Les requêtes sont déposées à la direction de l'urbanisme de Paris qui transmet les dossiers aux Architectes de bâtiments de France (ABF), lesquels délivrent les autorisations et contrôlent les travaux. Les règles sont strictes lorsqu'il s'agit de bâtiments classés ou inscrits aux Monuments historiques, ou simplement situés dans le 7e arrondissement et le Marais, deux zones régies par le Plan de sauvegarde et de mise en valeur de la capitale (PSMV) établi en 1996 et en cours de révision. Ou encore, lorsque l'immeuble est préservé au titre du Plan local d'urbanisme (PLU) qui, depuis 2006, protège 5 000 immeubles intra-muros.
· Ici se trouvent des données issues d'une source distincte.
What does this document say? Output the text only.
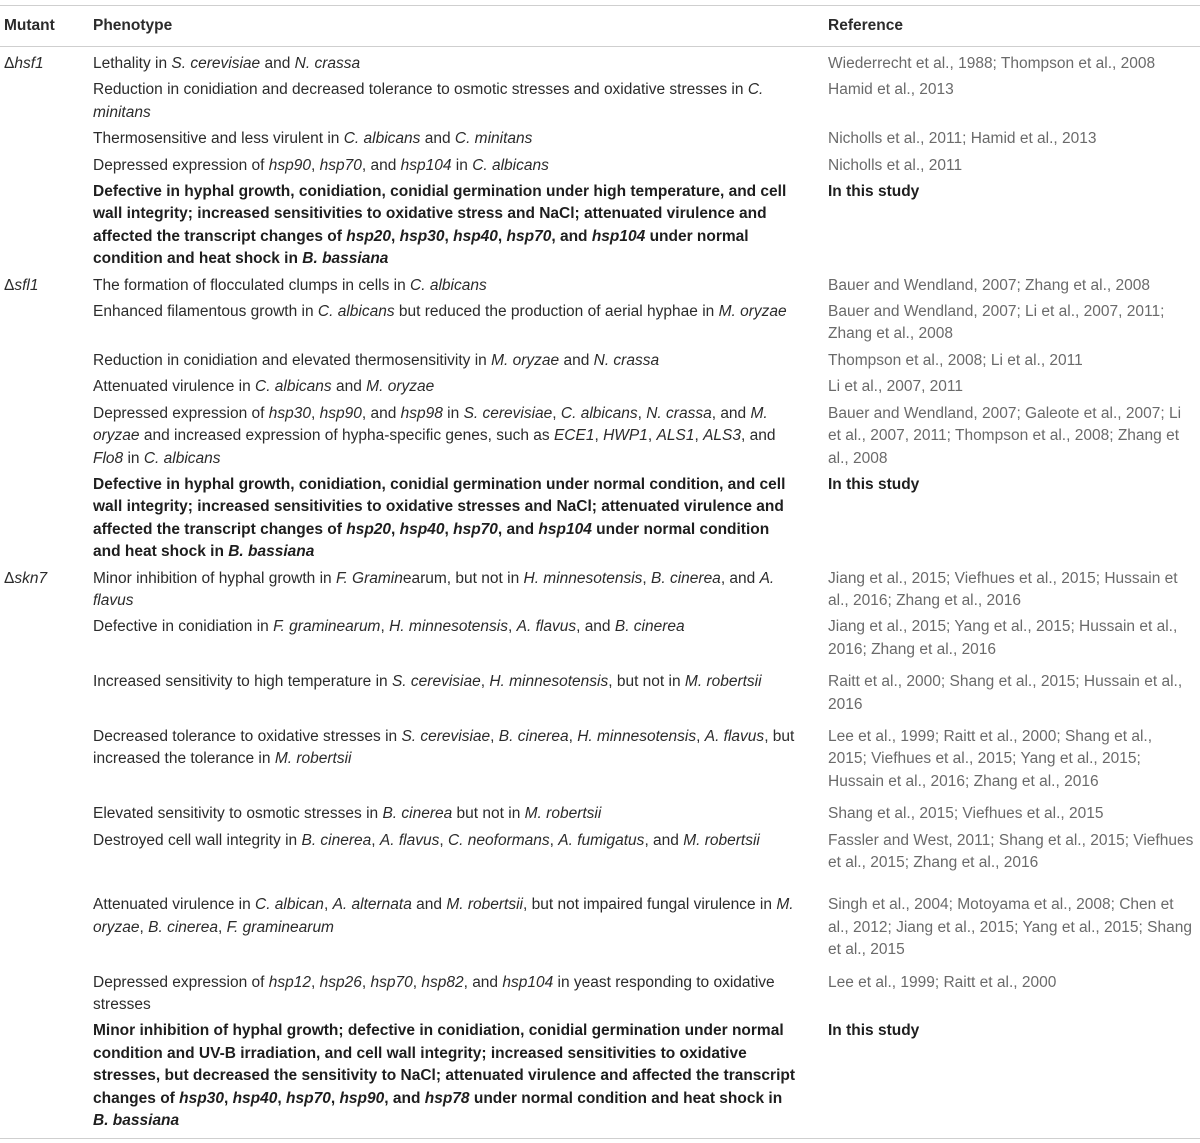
Mutant	Phenotype	Reference
Δhsf1	Lethality in S. cerevisiae and N. crassa	Wiederrecht et al., 1988; Thompson et al., 2008
	Reduction in conidiation and decreased tolerance to osmotic stresses and oxidative stresses in C. minitans	Hamid et al., 2013
	Thermosensitive and less virulent in C. albicans and C. minitans	Nicholls et al., 2011; Hamid et al., 2013
	Depressed expression of hsp90, hsp70, and hsp104 in C. albicans	Nicholls et al., 2011
	Defective in hyphal growth, conidiation, conidial germination under high temperature, and cell wall integrity; increased sensitivities to oxidative stress and NaCl; attenuated virulence and affected the transcript changes of hsp20, hsp30, hsp40, hsp70, and hsp104 under normal condition and heat shock in B. bassiana	In this study
Δsfl1	The formation of flocculated clumps in cells in C. albicans	Bauer and Wendland, 2007; Zhang et al., 2008
	Enhanced filamentous growth in C. albicans but reduced the production of aerial hyphae in M. oryzae	Bauer and Wendland, 2007; Li et al., 2007, 2011; Zhang et al., 2008
	Reduction in conidiation and elevated thermosensitivity in M. oryzae and N. crassa	Thompson et al., 2008; Li et al., 2011
	Attenuated virulence in C. albicans and M. oryzae	Li et al., 2007, 2011
	Depressed expression of hsp30, hsp90, and hsp98 in S. cerevisiae, C. albicans, N. crassa, and M. oryzae and increased expression of hypha-specific genes, such as ECE1, HWP1, ALS1, ALS3, and Flo8 in C. albicans	Bauer and Wendland, 2007; Galeote et al., 2007; Li et al., 2007, 2011; Thompson et al., 2008; Zhang et al., 2008
	Defective in hyphal growth, conidiation, conidial germination under normal condition, and cell wall integrity; increased sensitivities to oxidative stresses and NaCl; attenuated virulence and affected the transcript changes of hsp20, hsp40, hsp70, and hsp104 under normal condition and heat shock in B. bassiana	In this study
Δskn7	Minor inhibition of hyphal growth in F. Graminearum, but not in H. minnesotensis, B. cinerea, and A. flavus	Jiang et al., 2015; Viefhues et al., 2015; Hussain et al., 2016; Zhang et al., 2016
	Defective in conidiation in F. graminearum, H. minnesotensis, A. flavus, and B. cinerea	Jiang et al., 2015; Yang et al., 2015; Hussain et al., 2016; Zhang et al., 2016
	Increased sensitivity to high temperature in S. cerevisiae, H. minnesotensis, but not in M. robertsii	Raitt et al., 2000; Shang et al., 2015; Hussain et al., 2016
	Decreased tolerance to oxidative stresses in S. cerevisiae, B. cinerea, H. minnesotensis, A. flavus, but increased the tolerance in M. robertsii	Lee et al., 1999; Raitt et al., 2000; Shang et al., 2015; Viefhues et al., 2015; Yang et al., 2015; Hussain et al., 2016; Zhang et al., 2016
	Elevated sensitivity to osmotic stresses in B. cinerea but not in M. robertsii	Shang et al., 2015; Viefhues et al., 2015
	Destroyed cell wall integrity in B. cinerea, A. flavus, C. neoformans, A. fumigatus, and M. robertsii	Fassler and West, 2011; Shang et al., 2015; Viefhues et al., 2015; Zhang et al., 2016
	Attenuated virulence in C. albican, A. alternata and M. robertsii, but not impaired fungal virulence in M. oryzae, B. cinerea, F. graminearum	Singh et al., 2004; Motoyama et al., 2008; Chen et al., 2012; Jiang et al., 2015; Yang et al., 2015; Shang et al., 2015
	Depressed expression of hsp12, hsp26, hsp70, hsp82, and hsp104 in yeast responding to oxidative stresses	Lee et al., 1999; Raitt et al., 2000
	Minor inhibition of hyphal growth; defective in conidiation, conidial germination under normal condition and UV-B irradiation, and cell wall integrity; increased sensitivities to oxidative stresses, but decreased the sensitivity to NaCl; attenuated virulence and affected the transcript changes of hsp30, hsp40, hsp70, hsp90, and hsp78 under normal condition and heat shock in B. bassiana	In this study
Les demandes de permis de construire sont révélatrices. Une dizaine de gros dossiers sont étudiés. Dont celui de l'hôtel de Bourbon-Condé, classé Monument historique, 12, rue Monsieur (7e), acheté par la famille royale du Bahrein, qui inclut la création en sous-sol de parking et salle de cinéma.
"TRAVAUX PHARAONIQUES"
Une demande similaire de construction d'un garage souterrain émane de l'hôtel Lambert (1639-1644), construit par Louis Le Vau, qui agrandira Versailles. Ancré à la pointe de l'île Saint-Louis, avec son jardin suspendu et sa rotonde sur la Seine, il a logé, un temps, l'actrice Michèle Morgan : c'était l'attraction des bateaux-mouches. Avec ses décors peints par Le Brun, ce joyau a été cédé, en 2007, par le baron Guy de Rothschild à la famille de l'émir du Qatar (autour de 80 millions d'euros), lequel, amateur de vieilles pierres, possède l'hôtel d'Evreux, place Vendôme, et l'hôtel de Coislin, place de la Concorde.
Le PSMV, établi en 1996 et en cours de révision, protège très mal les sous-sols de ces hôtels. "Pratiquement tous les bâtiments que je connais, repris récemment, envisagent des travaux pharaoniques dans les caves ou sous les cours pavées", précise Christine Fabre, de l'association SOS-Paris. Au 81, rue de Grenelle (7e), le chantier sur le petit hôtel d'Estrées est spectaculaire, comme l'état de la cour, trou béant garni d'échafaudages. Deux permis de construire ont été délivrés. Le premier autorisait, en octobre 2006, trois niveaux de sous-sol (avec piscine, sauna, parking), le second, de septembre 2008, accepte un ascenseur à voiture.
"Il faut stopper cet élan pour éviter les excès. Le petit hôtel d'Estrées fait partie des polémiques", indique Jean-Marc Blanchecotte, architecte en chef des bâtiments historiques, à Paris. Etudier au cas par cas, en hiérarchisant les hôtels particuliers, telle est l'actuelle démarche. Pour le spécialiste, "il ne faut pas tout bloquer, l'esprit de reconquête est l'occasion de restauration des bâtiments historiques".
Un point sensible pour les ensembles de grande valeur vendus par l'Etat, souvent mal protégés par la loi. La problématique des sous-sols est au coeur des discussions. Colombe Brossel, adjointe au maire chargée du patrimoine, parle des réunions qui s'enchaînent, entre Etat, mairie, experts et associations, afin d'établir une "doctrine" avant fin 2008.